F. An MCO shall reimburse, within 30 days of invoice, the undisputed claims of hospital emergency facilities and providers for the following services provided to the MCO's enrollees:
(1) Emergency services, as defined in COMAR 10.67.01.01B;
(2) Medical screening services based on the federal Emergency Medical Treatment and Active Labor Act (EMTALA);
(3) If the MCO authorized, referred, or otherwise instructed the enrollee to use the emergency facility, medically necessary services that are related to the emergency condition, including poststabilization services; and
(4) If the MCO fails to provide 24 hour access to a physician, medically necessary services that relate to the condition presented and that are provided by the provider in an emergency facility to the enrollee.

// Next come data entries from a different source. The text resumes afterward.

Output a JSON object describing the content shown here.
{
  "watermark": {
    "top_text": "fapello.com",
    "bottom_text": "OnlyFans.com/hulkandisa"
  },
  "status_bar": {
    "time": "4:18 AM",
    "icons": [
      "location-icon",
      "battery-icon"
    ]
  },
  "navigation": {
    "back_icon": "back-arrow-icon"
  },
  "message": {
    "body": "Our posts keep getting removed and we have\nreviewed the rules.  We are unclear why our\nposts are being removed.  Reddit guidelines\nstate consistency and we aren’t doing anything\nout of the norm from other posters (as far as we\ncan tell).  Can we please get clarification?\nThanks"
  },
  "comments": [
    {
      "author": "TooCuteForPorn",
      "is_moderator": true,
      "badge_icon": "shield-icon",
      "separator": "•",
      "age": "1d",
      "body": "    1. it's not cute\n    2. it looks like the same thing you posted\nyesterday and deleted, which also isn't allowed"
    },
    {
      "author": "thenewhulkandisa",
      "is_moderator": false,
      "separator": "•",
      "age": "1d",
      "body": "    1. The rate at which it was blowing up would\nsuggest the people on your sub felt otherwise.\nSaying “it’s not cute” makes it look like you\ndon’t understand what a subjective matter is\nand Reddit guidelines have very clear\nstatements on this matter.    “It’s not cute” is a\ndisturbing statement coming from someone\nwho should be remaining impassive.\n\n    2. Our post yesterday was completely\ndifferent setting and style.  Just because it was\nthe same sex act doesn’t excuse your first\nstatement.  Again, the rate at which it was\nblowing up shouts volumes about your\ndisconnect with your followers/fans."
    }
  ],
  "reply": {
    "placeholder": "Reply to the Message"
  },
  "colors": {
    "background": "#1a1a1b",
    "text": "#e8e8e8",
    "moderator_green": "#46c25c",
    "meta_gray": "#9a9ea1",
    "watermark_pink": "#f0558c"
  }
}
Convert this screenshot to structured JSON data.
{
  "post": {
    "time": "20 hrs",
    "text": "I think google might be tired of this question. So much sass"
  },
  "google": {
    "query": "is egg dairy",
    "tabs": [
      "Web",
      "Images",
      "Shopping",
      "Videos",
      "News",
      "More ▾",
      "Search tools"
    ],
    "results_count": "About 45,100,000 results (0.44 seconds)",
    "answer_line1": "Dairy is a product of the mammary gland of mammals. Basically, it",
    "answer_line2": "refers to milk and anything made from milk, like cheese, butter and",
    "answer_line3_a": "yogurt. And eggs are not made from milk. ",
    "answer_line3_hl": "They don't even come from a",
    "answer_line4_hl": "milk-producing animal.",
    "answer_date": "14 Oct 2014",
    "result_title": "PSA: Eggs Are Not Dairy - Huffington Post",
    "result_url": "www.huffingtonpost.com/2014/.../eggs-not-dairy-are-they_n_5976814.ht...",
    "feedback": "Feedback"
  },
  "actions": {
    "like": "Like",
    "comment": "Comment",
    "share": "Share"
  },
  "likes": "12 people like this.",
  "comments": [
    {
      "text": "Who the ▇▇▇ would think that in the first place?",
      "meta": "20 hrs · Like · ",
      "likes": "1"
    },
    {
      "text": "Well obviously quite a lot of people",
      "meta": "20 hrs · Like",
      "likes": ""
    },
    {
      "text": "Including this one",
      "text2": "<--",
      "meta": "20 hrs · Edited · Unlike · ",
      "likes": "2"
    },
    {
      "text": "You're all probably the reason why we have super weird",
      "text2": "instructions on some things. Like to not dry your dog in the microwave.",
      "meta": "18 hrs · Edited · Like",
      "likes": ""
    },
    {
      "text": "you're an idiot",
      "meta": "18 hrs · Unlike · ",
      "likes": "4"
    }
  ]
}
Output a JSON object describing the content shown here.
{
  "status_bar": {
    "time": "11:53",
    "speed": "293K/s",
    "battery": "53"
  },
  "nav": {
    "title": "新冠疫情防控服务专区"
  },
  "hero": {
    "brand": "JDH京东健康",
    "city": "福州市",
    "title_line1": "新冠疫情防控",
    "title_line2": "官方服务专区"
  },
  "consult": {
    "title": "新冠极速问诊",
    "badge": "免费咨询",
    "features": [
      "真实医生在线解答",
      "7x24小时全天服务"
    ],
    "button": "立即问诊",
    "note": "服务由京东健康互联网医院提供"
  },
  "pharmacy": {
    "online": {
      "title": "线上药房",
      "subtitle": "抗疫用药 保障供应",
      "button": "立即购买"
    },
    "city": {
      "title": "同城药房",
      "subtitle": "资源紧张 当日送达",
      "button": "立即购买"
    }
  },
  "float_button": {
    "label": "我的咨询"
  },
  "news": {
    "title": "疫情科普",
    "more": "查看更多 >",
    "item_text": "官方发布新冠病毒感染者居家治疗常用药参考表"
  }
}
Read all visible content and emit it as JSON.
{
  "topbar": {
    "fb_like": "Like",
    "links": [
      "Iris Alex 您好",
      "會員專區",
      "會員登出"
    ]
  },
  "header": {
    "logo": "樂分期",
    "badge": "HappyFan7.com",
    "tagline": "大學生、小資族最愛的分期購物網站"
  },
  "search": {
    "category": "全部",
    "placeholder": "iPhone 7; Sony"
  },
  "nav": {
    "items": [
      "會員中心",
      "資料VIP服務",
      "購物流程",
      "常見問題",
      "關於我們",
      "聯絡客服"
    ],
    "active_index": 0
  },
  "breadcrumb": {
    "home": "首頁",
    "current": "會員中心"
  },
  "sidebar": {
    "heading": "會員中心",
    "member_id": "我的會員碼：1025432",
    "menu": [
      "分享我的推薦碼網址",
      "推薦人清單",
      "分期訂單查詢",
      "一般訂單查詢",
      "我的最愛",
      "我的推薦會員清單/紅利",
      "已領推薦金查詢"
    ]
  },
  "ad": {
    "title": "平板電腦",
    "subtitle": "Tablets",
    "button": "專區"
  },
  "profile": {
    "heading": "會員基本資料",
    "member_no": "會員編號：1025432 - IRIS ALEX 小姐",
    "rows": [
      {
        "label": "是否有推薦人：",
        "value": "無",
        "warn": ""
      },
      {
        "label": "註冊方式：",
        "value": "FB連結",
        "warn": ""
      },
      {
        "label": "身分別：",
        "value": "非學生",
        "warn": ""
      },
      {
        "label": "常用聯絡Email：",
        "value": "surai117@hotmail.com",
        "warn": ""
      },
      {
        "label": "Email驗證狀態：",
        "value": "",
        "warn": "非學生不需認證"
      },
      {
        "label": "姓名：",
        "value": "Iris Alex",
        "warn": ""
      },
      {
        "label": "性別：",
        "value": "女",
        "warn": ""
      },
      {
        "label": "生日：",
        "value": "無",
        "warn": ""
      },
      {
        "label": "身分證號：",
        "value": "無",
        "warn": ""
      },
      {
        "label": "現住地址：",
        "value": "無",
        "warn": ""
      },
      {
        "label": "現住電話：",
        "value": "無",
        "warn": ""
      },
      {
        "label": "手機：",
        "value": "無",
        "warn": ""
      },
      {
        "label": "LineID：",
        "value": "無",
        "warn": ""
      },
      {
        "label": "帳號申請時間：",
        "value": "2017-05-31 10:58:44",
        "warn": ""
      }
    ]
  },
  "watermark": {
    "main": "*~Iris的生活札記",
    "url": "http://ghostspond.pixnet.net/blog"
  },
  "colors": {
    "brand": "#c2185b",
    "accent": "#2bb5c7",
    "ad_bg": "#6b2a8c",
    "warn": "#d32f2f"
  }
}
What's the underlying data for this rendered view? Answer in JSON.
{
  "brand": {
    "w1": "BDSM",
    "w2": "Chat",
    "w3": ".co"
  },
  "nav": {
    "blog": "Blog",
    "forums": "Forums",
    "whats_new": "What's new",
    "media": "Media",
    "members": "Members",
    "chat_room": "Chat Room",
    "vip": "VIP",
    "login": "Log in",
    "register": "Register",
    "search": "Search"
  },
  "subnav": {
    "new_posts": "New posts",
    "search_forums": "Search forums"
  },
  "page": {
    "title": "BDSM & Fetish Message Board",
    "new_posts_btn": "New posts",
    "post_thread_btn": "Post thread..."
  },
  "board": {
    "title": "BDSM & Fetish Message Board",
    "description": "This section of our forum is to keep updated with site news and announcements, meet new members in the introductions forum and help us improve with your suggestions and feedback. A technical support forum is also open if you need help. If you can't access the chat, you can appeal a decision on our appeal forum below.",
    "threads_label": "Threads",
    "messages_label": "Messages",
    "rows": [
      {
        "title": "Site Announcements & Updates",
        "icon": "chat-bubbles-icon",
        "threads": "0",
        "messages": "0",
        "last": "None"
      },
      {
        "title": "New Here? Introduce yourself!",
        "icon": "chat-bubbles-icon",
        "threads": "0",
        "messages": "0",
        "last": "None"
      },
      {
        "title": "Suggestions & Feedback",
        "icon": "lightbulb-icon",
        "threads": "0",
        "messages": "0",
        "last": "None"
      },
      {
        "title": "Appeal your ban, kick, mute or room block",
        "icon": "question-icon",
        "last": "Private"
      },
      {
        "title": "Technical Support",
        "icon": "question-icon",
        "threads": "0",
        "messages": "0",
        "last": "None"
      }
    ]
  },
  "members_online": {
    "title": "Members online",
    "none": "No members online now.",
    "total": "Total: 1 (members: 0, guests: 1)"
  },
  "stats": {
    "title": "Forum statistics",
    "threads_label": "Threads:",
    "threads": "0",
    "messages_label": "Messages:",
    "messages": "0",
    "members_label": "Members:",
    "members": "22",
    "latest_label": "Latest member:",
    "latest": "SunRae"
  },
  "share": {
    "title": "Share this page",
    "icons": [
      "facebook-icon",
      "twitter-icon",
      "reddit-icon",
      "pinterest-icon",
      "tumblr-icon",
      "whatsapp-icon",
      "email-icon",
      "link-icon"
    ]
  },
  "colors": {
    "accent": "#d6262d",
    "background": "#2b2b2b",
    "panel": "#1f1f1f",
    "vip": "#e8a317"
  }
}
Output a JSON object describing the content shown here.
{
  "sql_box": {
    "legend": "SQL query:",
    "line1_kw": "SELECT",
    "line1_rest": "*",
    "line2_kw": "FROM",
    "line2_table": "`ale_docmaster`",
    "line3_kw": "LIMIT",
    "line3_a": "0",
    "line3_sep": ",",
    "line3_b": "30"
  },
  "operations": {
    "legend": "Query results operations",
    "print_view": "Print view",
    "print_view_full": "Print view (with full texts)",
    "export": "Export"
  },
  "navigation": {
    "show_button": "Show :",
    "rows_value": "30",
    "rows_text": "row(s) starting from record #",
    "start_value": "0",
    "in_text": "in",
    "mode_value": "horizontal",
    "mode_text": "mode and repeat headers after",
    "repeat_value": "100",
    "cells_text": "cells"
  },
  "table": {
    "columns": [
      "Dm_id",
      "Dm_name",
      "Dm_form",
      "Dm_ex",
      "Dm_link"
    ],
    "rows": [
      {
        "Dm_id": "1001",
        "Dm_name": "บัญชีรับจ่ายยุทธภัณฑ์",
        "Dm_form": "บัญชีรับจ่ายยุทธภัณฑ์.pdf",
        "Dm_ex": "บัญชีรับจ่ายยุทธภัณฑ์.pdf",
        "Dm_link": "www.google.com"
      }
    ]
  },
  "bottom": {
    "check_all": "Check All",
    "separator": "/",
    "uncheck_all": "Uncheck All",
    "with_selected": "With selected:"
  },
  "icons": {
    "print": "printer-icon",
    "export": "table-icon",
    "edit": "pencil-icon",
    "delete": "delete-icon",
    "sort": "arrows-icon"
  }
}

G. Poststabilization Services. The MCO may not require preapproval of, and is financially responsible for, poststabilization services obtained in or outside of the MCO's network and administered to maintain, improve, or resolve the enrollee's stabilized condition if:
(1) The MCO does not respond to a request for a preapproval within 1 hour;
(2) The MCO cannot be contacted; or
(3) The MCO representative and the treating physician cannot reach an agreement concerning the enrollee's care, and an MCO physician is not available for consultation, in which case:
(a) The MCO shall give the treating physician the opportunity to consult with an MCO physician; and
(b) The treating physician may continue care of the patient until a plan is reached or one of the following criteria is met:
(i) An MCO physician with privileges at the treating hospital assumes responsibility for the enrollee's care;
(ii) An MCO physician assumes responsibility for the enrollee's care through transfer;
(iii) An MCO representative and the treating physician reach an agreement concerning the enrollee's care; or
(iv) The enrollee is discharged.
H. An MCO may require that any continuing care be obtained from the MCO's providers or from providers approved by the MCO when the following conditions are satisfied:
(1) The enrollee's medical condition is appropriately stabilized and permits transferring responsibility for the enrollee's care, without medically harmful consequences, to these providers; and
(2) The transfer is consistent with the requirements of the federal Emergency Medical Treatment and Active Labor Act (EMTALA).